Il fatto è che nessuna politica democratica può affermarsi, se non è in grado di sciogliere al tempo giusto necessità, vincoli, condizioni, in un libero progetto e in una convinta assunzione di responsabilità. Se non è in grado di avere una propria autonoma visione del nesso fra ambito nazionale e ambito internazionale e di proporla al proprio paese come la migliore speranza, piuttosto che come la sola possibilità.

Oggi il centrosinistra italiano è una forza di chiaro stampo europeista. L’unica, probabilmente, viste le pulsioni populiste che si agitano: a destra e non solo.  Su questo terreno, il centrosinistra fornisce dunque le più ampie garanzie ai partner europei. Ma qual è la qualità di questo europeismo? Bastano i certificati di garanzia, o ci vogliono nuove istruzioni per l’uso? Forse non basta dire che vogliamo più Europa, se l’Europa che vogliamo è solo quella che dobbiamo volere. Non basta usare l’europeismo come una ciambella ideologica di salvataggio, alla quale aggrapparci dopo il tramonto di ogni altra visione del mondo. Non basta dire dove non vogliamo finire, se non sappiamo dove vogliamo andare a parare. Non basta nulla, se non c’è modo di far sentire agli italiani qualche cosa che non assomiglia ad una forte crisi, ma ad una forte speranza di cambiamento.

L’Unità, 11 novembre 2012

L’alleanza e le pulsioni populiste

È stato detto che il populismo esprime, sia pure in modo distorto, un’esigenza di partecipazione che i meccanismi istituzionali della democrazia rappresentativa non riesce più a soddisfare. Può darsi sia così. Ma in tal caso credo sia giusto prendere un po’ di fiato e poi obiettare con il più classico degli: “embé?”. Visto che per i populisti i ragionamenti sono sempre troppo intellettuali, troppo sofisticati, troppo pieni di distinzioni e parole difficili, immagino che la mia obiezione sarà apprezzata. Ma posso comunque provare ad articolarla meglio.

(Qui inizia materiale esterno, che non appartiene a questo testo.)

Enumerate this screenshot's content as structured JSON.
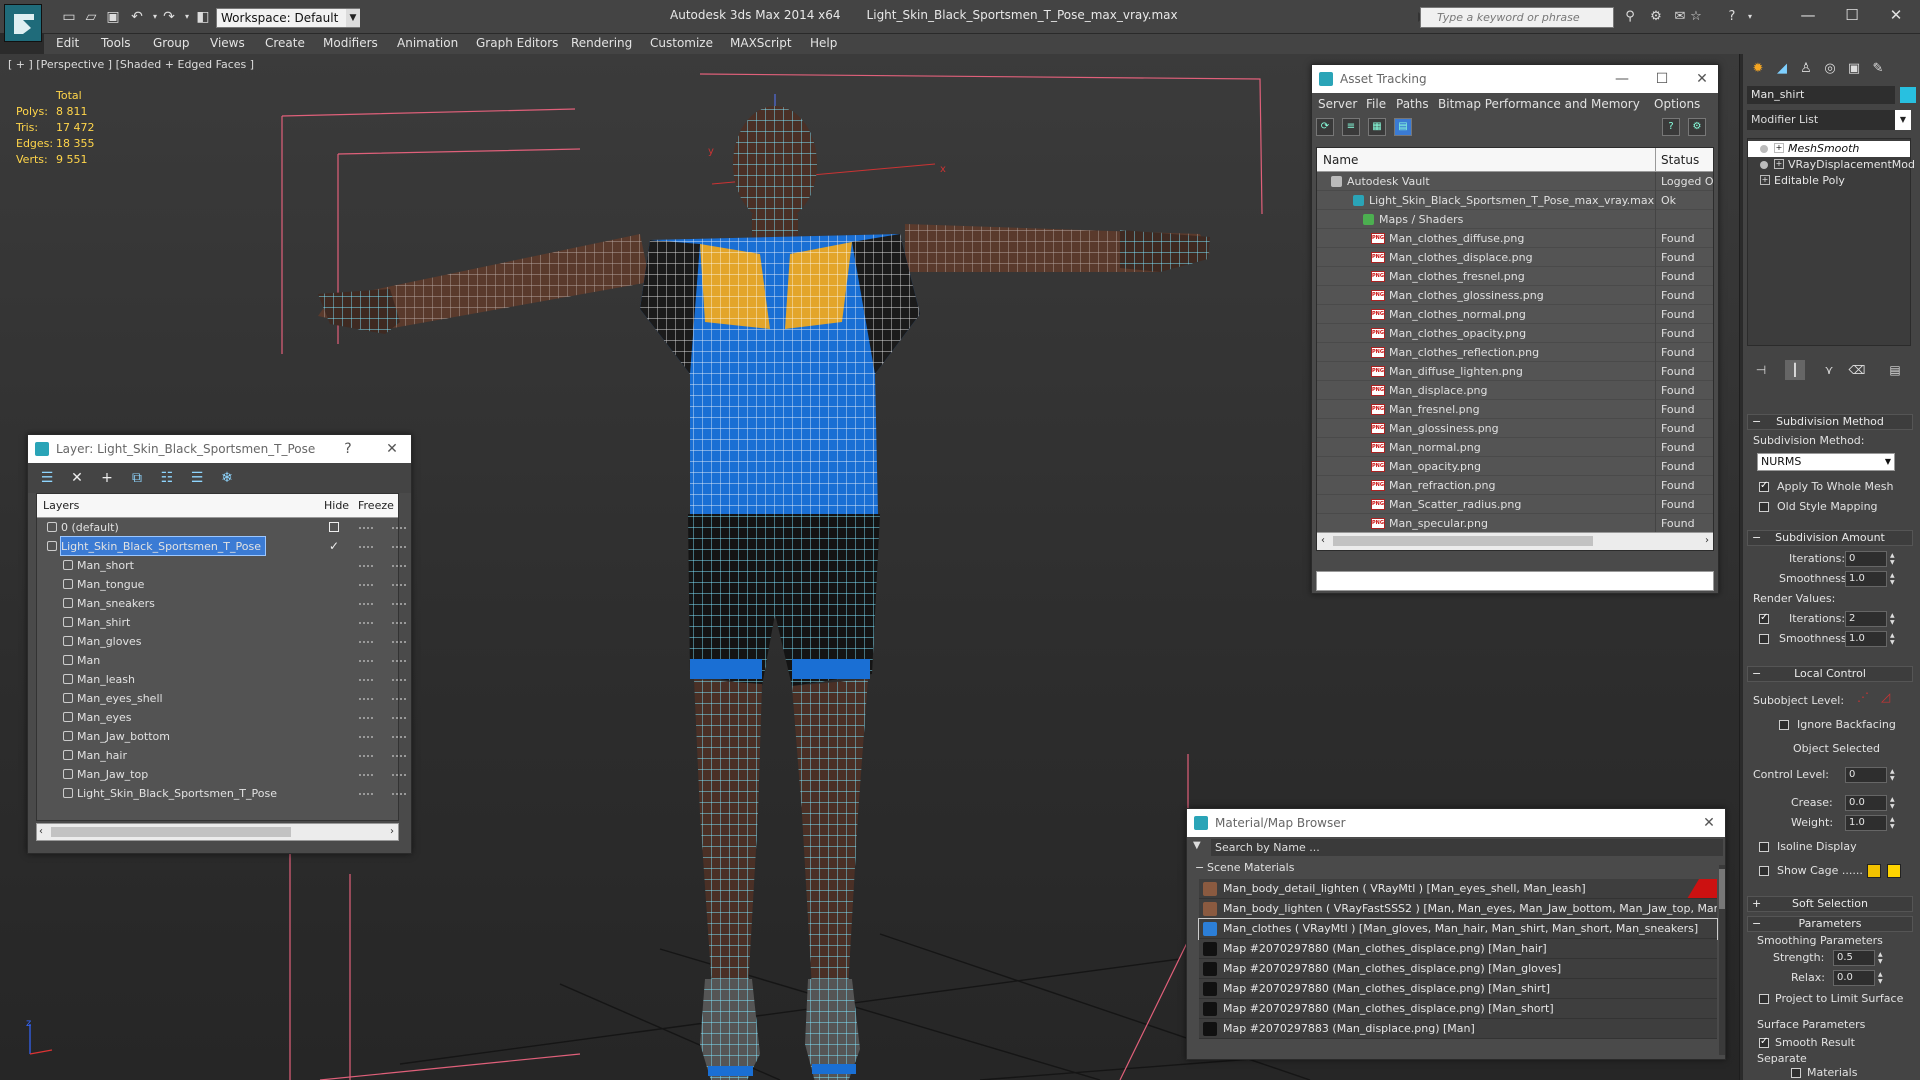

E cioè: nelle pulsioni populiste che percorrono le società contemporanee (non solo l’Italia) ci sarà pure del buono, anche se si esprime in modi decisamente meno buoni. Si tratterà pure di forme inedite di cittadinanza attiva, che, trovando ostruiti (oppure inutilizzabili) i canali tradizionali di espressione della volontà politica, assumono modalità diverse, più immediate e meno paludate. Resta vero tuttavia che regole e istituzioni del gioco democratico sono essenziali e dobbiamo averne cura. Perciò direi: grazie per la precisazione sociologicamente corretta, nessuno demonizzi nessuno, ma lasciateci ancora compiere lo sforzo di mettere la politica nelle forme richieste da una democrazia parlamentare, con il senso delle istituzioni e dello Stato che ciò richiede, con il profilo di una forza di governo consapevole di impegni e responsabilità nazionali e internazionali, e, da ultimo, con la consapevolezza di dover costruire un futuro possibile per questo Paese. Pigiare ossessivamente il pedale della contrapposizione fra partiti. Istituzioni, professionisti della politica, élites, caste e via denigrando da una parte e, dall’altra, il popolo o la gente di cui i movimenti populisti sarebbero diretta e genuina manifestazione, non è accettabile. Tanto meno lo è quando a rendersene protagonisti sono politici con ultradecennale esperienza alle spalle. Ma tant’è.

Lo schema di Bersani, ad ogni modo, discende da questo ragionamento. Che non è l’unico possibile, ma è quello proposto dal Pd. Il patto tra progressisti e moderati si inserisce infatti in questa delimitazione del campo di gioco, che ha una precisa linea di demarcazione nel rifiuto degli argomenti populisti contro l’Euro, contro le tasse, contro gli immigrati, contro il finanziamento pubblico ai partiti, contro i parassiti del pubblico impiego e, a detta del suocero di Grillo (se capisco), pure contro i sionisti cattivi.

Naturalmente, ci sarà sempre un populista come il comico genovese che traccerà una divisione diversa: fra il Palazzo e i cittadini, fra i partiti incistati nelle istituzioni e movimenti al fianco dei cittadini tartassati, ma sarà, per l’appunto, la rappresentazione di un populista che lucra su questo schema.

E oramai Di Pietro deve decidere se intende adottarlo oppure no. Se infatti si torna a discutere di alleanze non è per l’inguaribile deriva politicista dei partiti, ma per i pencolamenti dell’IdV, che non ha ancora chiaro se deve inseguire Grillo e gridare più forte di lui, o se accetta invece la proposta politica del Pd. E, cosa curiosa, sembra non averlo chiaro neppure Vendola. Il quale ovviamente ha tutte le ragioni di chiedere di discutere con il centrosinistra di contenuti e programmi, ma deve pure mostrare qualche preoccupazione per l’agibilità dello spazio politico in cui quei programmi dovranno essere realizzati.

Vendola tituba, Di Pietro si spolmona, il tutto perché Bersani sembra avere occhi solo per Casini. Ma non mi pare che le cose stiano così. Stanno anzi al contrario: invece di avere occhi per il proprio posizionamento presso l’elettorato, preoccupati del crescente consenso dei grillini, bisogna che la strana coppia scommetta su una nuova stagione della democrazia italiana e sulla ricostruzione civile del paese, piuttosto che sulla maniera in cui approfittare della fine poco gloriosa della seconda Repubblica. Lascino a Grillo e a suo suocero il compito di fare di tutte l’erbe un fascio. Alla fine, si scoprirà che i più legati al passato, al berlusconismo e all’Italietta sono proprio i nuovissimi populisti: urlatori quando si parla di quel che è stato, privi di voce quando si tratta del futuro.